Nominal Efficiency (NOM EFF) – Efficiency is the ratio of the power output divided by the power input. Expressed as a percentage, efficiency indicates how well the motor converts electrical power into mechanical power. NEMA requires nameplate efficiency to be a nominal value based on the average of a large group of motors of the same design. The actual efficiency of any one motor must be within a tolerance band based on a +/- 20% variation in motor losses.
Service Factor (SF) – Motor Service Factor is the percentage of overloading the motor can handle for short periods when operating normally within the correct voltage tolerances. The industry standard service factors are 1.0 for totally enclosed motors and 1.15 for open drip-proof (ODP) motors. Most manufacturers now offer totally enclosed fan cooled (TEFC) motors with service factors of 1.15, though, and service factors of 1.25, 1.4, and higher exist. Note: The service factor is only required to appear on the nameplate if it is greater than 1.0.
Power Factor (PF) –The ratio of active power (W) to apparent power (VA), expressed as a percentage.
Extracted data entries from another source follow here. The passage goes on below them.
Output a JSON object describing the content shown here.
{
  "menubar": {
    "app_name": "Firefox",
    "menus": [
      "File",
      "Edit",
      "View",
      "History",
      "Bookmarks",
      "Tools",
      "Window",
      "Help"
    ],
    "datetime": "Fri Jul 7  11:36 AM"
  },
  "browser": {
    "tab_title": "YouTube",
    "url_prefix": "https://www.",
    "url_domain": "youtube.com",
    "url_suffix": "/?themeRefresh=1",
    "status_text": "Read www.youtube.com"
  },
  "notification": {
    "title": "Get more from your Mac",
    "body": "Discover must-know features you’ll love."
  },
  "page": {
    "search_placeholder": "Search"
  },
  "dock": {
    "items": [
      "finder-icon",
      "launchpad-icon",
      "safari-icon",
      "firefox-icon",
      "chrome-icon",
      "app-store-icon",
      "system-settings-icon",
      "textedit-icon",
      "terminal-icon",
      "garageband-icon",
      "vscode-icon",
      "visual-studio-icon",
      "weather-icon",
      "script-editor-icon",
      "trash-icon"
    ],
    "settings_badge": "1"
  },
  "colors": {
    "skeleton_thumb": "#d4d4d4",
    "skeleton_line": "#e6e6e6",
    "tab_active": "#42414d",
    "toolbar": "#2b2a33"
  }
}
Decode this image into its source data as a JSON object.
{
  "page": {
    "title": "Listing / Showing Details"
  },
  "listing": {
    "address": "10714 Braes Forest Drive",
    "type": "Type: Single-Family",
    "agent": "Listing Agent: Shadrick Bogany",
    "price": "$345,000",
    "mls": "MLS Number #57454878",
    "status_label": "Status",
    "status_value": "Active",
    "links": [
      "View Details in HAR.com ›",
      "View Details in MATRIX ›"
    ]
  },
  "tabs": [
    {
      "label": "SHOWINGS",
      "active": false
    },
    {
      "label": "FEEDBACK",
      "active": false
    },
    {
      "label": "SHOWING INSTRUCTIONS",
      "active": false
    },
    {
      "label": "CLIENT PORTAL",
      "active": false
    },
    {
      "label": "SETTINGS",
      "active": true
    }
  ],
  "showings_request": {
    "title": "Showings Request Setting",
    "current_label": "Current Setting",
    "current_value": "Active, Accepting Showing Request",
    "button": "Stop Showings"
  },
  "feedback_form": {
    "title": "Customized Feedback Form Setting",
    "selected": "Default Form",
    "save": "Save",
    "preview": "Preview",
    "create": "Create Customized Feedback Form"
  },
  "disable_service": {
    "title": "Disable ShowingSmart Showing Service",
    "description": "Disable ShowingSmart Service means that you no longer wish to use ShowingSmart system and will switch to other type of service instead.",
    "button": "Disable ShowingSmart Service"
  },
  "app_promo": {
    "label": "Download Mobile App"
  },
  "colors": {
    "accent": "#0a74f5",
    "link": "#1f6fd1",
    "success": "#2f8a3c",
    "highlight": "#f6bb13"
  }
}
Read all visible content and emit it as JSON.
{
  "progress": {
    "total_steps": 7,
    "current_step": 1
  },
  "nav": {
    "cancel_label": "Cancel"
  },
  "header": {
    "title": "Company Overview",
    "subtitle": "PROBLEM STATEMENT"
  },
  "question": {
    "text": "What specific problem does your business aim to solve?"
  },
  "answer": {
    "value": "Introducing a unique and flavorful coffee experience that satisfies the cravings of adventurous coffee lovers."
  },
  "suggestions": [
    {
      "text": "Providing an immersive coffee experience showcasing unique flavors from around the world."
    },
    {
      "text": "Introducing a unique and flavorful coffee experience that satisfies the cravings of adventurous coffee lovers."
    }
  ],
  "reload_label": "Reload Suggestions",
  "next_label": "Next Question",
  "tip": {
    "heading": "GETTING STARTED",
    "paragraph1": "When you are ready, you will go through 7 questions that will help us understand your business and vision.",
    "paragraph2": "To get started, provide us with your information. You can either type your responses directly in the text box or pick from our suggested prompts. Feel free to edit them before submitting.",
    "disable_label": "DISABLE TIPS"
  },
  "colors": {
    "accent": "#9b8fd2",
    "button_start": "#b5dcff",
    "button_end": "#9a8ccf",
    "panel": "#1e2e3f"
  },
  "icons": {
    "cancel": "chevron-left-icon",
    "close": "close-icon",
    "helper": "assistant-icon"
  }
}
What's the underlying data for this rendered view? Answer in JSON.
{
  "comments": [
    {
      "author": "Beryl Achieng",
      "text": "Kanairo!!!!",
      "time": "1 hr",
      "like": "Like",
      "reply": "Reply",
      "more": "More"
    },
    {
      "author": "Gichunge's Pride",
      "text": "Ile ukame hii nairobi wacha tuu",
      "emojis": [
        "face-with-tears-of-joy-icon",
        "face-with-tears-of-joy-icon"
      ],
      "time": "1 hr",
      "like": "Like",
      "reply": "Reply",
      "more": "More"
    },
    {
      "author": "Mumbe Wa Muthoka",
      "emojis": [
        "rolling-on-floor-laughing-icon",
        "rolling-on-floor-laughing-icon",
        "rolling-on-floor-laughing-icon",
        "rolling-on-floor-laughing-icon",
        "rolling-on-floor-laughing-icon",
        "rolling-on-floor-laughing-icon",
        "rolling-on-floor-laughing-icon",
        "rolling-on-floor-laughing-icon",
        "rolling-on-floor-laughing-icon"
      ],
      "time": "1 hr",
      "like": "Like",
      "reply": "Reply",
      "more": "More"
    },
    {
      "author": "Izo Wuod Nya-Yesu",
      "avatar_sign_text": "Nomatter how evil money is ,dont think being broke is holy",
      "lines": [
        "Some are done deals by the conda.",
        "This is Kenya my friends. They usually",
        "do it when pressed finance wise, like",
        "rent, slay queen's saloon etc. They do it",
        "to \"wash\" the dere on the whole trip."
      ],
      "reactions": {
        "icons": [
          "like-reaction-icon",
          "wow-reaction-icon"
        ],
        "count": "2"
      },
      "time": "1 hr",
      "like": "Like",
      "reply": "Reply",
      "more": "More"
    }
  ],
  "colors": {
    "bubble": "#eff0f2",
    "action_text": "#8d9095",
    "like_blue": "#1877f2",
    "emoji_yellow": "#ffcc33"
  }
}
It can vary from 0 to 1 depending on load conditions, usually reaching a peak at or near full load on the motor. It is desirable to have high power factors close to unity (100%). The power factor can be improved by adding capacitors.
Thermally Protected (THERMALLY PROTECTED) – The words “THERMALLY PROTECTED” are required to appear on the nameplate if the motor provides all the protection described by NEMA standards.
Over Temperature Protection (OVERTEM PROT) – For motors rated above 1 hp equipped with over temperature devices or systems, a number from NEMA must be inserted in the blank to identify the protection type.
Other Information You Might Find on a Nameplate
Nameplates may also include information about bearings, characteristic curves, altitude limitations, and more. If you’re unsure of the meaning of information found on your electric motor nameplate, consult the manufacturer’s resources or reach out directly. An understanding of the information displayed on the nameplate is a crucial part of the operation and maintenance of electric motors.